Testing a colder form of heart perfusion
The most recent FDA-approved trial, for which UCLA was one of the largest enrolling centers, focused on a new heart-perfusion method in which the blood circulating through the heart was 8 degrees Celsius (46.4 degrees Fahrenheit) – still cold, but not at the near-freezing 4 degrees Celsius (39.2 degrees Fahrenheit) used during cold-storage transport.
The study concluded in late 2024 and included about 130 patients total, Dr. Ardehali said, with about 20 of those transplants taking place at the Ronald Reagan UCLA Medical Center.
“What I can say, based on our local experience, is that we were impressed with the preservation platform,” he said. “Being able to perfuse the donor heart at 8 degrees appears to preserve the heart better, in our limited experience, and we anxiously await the review by the FDA and final approval.”
In his preliminary assessment, it may be that the 8-degree model is more effective than either normothermic perfusion or cold storage.

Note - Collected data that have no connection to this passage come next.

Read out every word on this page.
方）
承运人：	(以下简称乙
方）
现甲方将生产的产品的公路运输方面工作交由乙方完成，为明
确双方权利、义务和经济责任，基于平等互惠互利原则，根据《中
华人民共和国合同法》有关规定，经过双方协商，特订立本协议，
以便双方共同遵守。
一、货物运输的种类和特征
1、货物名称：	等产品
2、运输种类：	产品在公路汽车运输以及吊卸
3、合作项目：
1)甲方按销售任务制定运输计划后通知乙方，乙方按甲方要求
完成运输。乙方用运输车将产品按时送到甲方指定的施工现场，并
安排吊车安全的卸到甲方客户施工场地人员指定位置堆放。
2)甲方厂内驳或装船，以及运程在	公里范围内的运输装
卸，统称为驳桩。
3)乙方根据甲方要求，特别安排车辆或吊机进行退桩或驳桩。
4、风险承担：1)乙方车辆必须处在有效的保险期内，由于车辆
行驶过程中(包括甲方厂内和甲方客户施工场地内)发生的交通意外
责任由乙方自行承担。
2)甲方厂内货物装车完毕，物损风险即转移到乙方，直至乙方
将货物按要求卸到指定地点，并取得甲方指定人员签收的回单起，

“Warmer hearts have a higher metabolic requirement: They need more blood and more oxygen, because they’re a normal thermia,” Dr. Ardehali said. “On the other end of the spectrum, when the heart is on ice, there is an element of injury to the heart because of the contact with the ice. This fine line of maintaining the donor heart at 8 degrees and continuously perfusing it appears to be uniquely capable of preserving the heart in good condition for transplantation.”
Continuing to innovate
There are “thousands of permutations” that can be evaluated – and potentially can be modified – as perfusion technology evolves, Dr. Ardehali noted. These variables include the temperature, blood pressure, and fluid content (partial plasma or blood), as well as the entry point for perfusion, he explained. “For example, with the liver, you can (initiate perfusion) through the portal vein or the hepatic arteries,” he said.
“The challenge,” he noted, is to identify the best condition and content for perfusion to ensure that the organ is preserved to its fullest potential. We’re not there yet, but we’re making progress.
“There will be a day when we’ll have this fine-tuned so we know exactly how much blood we should put in there, at what pressure, and under what circumstances, and at what temperature we should perfuse the donated organ, so that we’ll have the best chance of that organ working,” he said.
As new perfusion methods emerge, Dr. Ardehali expects UCLA Health will continue to play a leading role.
“We were the largest center in the first trial that used organ perfusion for human hearts, we did the first breathing lung transplant in the United States, and now we are using this commonly in the liver program,” he said. “We have been very engaged in all aspects of organ transplantation, and virtually every trial that involves ex-vivo organ perfusion, they always reach out to UCLA because of our expertise. UCLA has been, and continues to be, the leading center in this area, and that is what sets us apart.”